Right now, the police were busy fighting off pirates, demons, vampires, werewolves, and soldiers. Or they were simply holed up in the station.

And even if they hustled straight here, they'd have to fight their way through the chaos.

Of course, even knowing this, I wasn't simply going to blindly assume that I was safe, and casually stroll through the house. This was a surgical strike.

I went up to Lilly's room. Still a shrine to their daughter; I doubt the place had been touched, except for routine cleaning, since she'd died over a year ago.

I certainly couldn't tell any difference. It almost made me want to bow my head and wait a moment before walking in.

Almost. Lilly would kick my ass if she thought I was going along with this deification. She wanted to be "worshipped" in her way, but this wasn't it.

She'd want me going after Logan again. I might, at some point; but maybe I'd see if I could build our relationship up to the point of actual friendship again, rather than having us jump almost directly from loathing to lusting the way we did back in Neptune.

Maybe then we could be somewhat more stable.

Or maybe we would just end up as genuine friends.
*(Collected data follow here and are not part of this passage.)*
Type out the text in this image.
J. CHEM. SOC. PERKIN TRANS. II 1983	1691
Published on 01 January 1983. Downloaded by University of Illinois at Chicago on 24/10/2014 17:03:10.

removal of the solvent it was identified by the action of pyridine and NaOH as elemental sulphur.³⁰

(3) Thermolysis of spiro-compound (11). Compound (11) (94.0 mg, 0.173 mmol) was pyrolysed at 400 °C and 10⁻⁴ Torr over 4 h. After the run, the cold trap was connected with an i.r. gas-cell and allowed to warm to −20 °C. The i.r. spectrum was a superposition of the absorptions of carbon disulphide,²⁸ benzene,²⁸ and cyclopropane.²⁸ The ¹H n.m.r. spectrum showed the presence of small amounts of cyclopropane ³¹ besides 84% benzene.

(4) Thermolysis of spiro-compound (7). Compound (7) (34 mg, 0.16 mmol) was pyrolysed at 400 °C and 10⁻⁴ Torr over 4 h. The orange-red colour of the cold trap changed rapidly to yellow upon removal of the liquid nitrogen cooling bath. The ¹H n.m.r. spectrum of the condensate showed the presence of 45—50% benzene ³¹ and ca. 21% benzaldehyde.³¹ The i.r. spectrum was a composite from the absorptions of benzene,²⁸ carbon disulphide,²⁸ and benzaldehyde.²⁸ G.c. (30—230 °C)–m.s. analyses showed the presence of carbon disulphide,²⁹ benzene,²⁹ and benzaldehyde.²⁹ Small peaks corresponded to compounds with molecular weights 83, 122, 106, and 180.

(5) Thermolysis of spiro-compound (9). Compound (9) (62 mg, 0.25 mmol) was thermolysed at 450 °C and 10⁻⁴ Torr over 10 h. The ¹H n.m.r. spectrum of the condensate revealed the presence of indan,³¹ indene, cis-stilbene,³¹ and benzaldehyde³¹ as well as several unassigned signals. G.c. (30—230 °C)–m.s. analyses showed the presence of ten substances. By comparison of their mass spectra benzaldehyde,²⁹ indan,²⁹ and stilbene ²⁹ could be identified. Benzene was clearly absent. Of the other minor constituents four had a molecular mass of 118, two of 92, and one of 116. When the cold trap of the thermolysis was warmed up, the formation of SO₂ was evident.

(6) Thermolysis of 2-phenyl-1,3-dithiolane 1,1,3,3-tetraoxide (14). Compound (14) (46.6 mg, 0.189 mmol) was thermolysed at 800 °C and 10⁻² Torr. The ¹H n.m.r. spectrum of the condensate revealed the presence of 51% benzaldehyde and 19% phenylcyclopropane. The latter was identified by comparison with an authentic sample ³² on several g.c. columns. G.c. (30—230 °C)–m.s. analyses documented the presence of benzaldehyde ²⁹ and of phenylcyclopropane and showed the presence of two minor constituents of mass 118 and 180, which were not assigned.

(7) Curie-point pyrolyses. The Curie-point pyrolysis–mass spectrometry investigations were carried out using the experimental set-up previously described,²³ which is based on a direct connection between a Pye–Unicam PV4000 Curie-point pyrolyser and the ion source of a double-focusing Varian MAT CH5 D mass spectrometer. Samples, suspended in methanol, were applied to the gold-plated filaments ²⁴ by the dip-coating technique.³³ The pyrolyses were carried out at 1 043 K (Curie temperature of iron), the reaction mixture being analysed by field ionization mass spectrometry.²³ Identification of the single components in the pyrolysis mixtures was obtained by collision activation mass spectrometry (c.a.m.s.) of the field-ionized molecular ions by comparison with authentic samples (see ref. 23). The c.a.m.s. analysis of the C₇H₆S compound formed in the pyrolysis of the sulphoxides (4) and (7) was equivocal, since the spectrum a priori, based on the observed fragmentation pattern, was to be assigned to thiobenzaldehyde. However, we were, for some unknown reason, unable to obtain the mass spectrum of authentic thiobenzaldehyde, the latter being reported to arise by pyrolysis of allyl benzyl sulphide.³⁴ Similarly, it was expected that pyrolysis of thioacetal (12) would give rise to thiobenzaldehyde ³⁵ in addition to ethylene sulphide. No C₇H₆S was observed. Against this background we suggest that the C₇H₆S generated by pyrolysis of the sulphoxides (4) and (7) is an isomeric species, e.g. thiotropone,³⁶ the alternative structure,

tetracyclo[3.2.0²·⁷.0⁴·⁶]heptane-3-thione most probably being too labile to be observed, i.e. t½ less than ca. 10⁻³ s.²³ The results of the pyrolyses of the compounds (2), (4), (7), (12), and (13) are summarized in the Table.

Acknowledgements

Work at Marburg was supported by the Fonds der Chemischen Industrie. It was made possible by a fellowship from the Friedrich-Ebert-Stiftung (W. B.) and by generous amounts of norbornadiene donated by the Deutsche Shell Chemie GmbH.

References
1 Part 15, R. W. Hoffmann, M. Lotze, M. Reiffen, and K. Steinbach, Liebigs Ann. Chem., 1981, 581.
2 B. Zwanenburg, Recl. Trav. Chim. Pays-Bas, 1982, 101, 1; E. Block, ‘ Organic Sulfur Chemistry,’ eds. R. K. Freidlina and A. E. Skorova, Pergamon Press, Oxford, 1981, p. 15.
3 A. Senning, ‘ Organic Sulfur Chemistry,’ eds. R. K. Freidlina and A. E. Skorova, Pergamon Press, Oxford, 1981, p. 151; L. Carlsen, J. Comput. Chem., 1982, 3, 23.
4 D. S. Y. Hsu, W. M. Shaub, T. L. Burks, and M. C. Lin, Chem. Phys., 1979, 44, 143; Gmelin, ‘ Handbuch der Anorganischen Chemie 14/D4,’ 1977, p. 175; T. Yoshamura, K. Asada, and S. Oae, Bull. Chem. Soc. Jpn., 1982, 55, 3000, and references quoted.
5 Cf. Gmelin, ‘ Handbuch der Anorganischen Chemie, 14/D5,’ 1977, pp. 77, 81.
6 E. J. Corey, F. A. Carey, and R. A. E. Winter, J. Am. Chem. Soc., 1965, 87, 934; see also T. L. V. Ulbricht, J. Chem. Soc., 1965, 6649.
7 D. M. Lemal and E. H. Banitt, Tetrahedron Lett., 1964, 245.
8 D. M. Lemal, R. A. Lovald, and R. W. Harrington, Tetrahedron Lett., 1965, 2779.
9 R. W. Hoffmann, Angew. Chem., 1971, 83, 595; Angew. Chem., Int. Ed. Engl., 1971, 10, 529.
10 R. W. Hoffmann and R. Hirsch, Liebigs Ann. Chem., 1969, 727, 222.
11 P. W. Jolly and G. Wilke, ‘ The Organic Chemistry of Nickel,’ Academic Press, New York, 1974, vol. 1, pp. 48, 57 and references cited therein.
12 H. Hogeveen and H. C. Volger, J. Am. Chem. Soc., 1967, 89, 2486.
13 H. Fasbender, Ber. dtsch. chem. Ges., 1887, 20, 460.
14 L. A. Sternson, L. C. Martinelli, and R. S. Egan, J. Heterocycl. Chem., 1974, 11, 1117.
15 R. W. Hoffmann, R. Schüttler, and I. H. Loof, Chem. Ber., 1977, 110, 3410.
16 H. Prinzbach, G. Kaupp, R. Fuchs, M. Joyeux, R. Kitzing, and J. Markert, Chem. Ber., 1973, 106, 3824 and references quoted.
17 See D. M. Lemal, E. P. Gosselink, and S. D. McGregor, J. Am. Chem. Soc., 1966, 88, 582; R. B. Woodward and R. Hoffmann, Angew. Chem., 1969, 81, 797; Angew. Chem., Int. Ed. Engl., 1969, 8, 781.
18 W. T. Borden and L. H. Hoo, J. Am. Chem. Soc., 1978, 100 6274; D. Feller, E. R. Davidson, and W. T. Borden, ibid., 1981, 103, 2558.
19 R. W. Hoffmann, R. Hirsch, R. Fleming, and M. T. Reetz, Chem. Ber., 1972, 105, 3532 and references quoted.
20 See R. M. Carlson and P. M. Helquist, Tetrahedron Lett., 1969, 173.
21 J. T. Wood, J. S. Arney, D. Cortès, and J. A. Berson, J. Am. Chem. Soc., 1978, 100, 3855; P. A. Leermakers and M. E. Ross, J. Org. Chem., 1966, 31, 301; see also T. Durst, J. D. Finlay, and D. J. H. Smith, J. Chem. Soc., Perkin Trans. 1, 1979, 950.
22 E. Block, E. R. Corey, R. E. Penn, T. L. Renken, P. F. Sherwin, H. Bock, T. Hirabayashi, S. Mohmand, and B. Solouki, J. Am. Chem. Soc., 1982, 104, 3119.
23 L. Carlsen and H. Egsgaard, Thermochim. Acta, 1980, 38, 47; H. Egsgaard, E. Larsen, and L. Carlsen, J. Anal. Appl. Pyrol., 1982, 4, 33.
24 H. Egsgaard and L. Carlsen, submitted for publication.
For all of his psychotic jackassery, Logan can be fiercely devoted to those he genuinely cares about. (How else would you explain his devotion to the waste of oxygen that was Dick Casablancas?)
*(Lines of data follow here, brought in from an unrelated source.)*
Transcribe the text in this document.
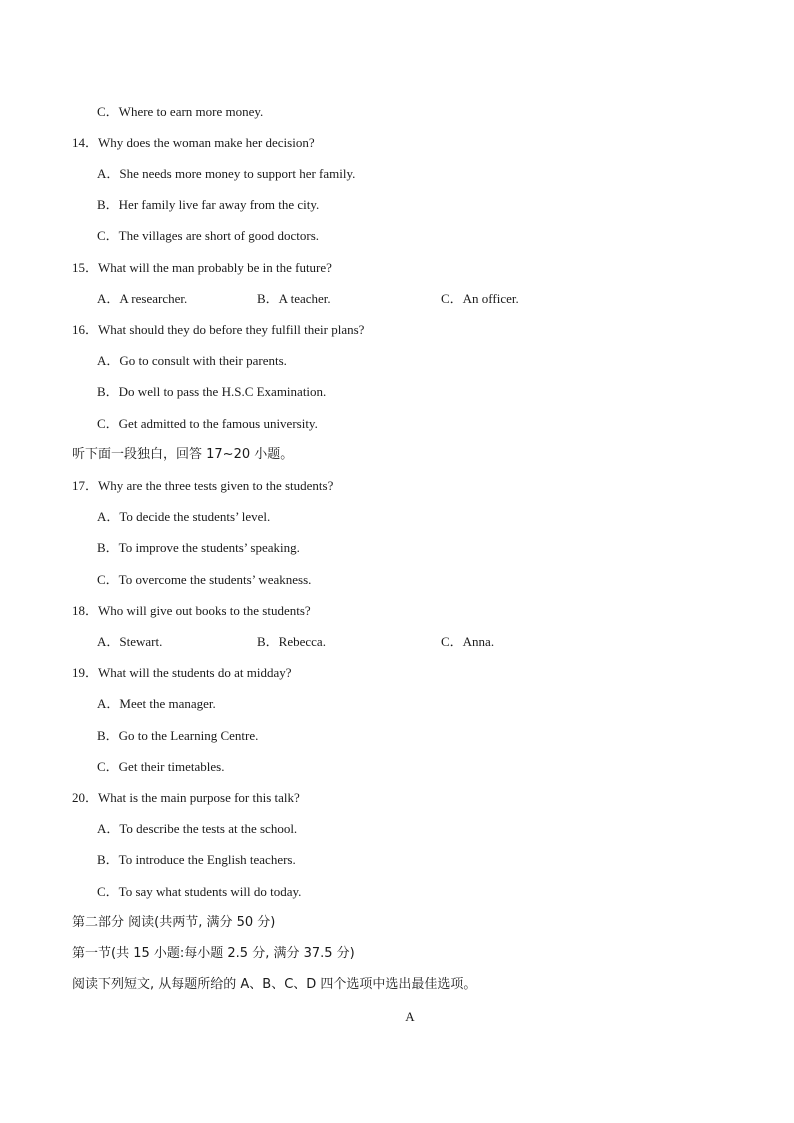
C．Where to earn more money.
14．Why does the woman make her decision?
A．She needs more money to support her family.
B．Her family live far away from the city.
C．The villages are short of good doctors.
15．What will the man probably be in the future?
A．A researcher.	B．A teacher.	C．An officer.
16．What should they do before they fulfill their plans?
A．Go to consult with their parents.
B．Do well to pass the H.S.C Examination.
C．Get admitted to the famous university.
听下面一段独白，回答 17~20 小题。
17．Why are the three tests given to the students?
A．To decide the students’ level.
B．To improve the students’ speaking.
C．To overcome the students’ weakness.
18．Who will give out books to the students?
A．Stewart.	B．Rebecca.	C．Anna.
19．What will the students do at midday?
A．Meet the manager.
B．Go to the Learning Centre.
C．Get their timetables.
20．What is the main purpose for this talk?
A．To describe the tests at the school.
B．To introduce the English teachers.
C．To say what students will do today.
第二部分 阅读(共两节, 满分 50 分)
第一节(共 15 小题:每小题 2.5 分, 满分 37.5 分)
阅读下列短文, 从每题所给的 A、B、C、D 四个选项中选出最佳选项。
A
Anyway, that wasn't important at the moment. Using my flashlight, I looked around the room until I found the "message pen" that Lilly had been using to pass notes to Weevil. It took me a second or two to figure out the mechanism, but eventually I pried out the note hidden inside.

Bingo. And bango. And bongo, all three. It was a note from Xander to Lilly. Xander, as you might have expected, sounded kind of overwhelmed.

It wasn't hard to figure out the nature of Lilly's interest in Xander. Lilly would have felt as though she'd been burned by the bad boys in her life (even though Aaron was next on that list). And Xander Harris was about as far from bad boy as it was possible to be at Sunnydale High without actually being a nerd. And of course, he wasn't bad-looking, which was always a Lilly criterion.

I put the pen back together, got out my screwdriver, and started working on the vent.

One screw.

Two screws.

Three screws.

Four screws.

The vent was on the floor.

I peered into the vent --

Success.

Possibly.

There was a videotape there.

And then, in the category of worst timing ever, the nominations are:

A Sunnydale Police car, pulling up in front of the Kane Estate.

You'd think a city full of rioting kids might have slowed them down.

And you'd have, apparently, been wrong.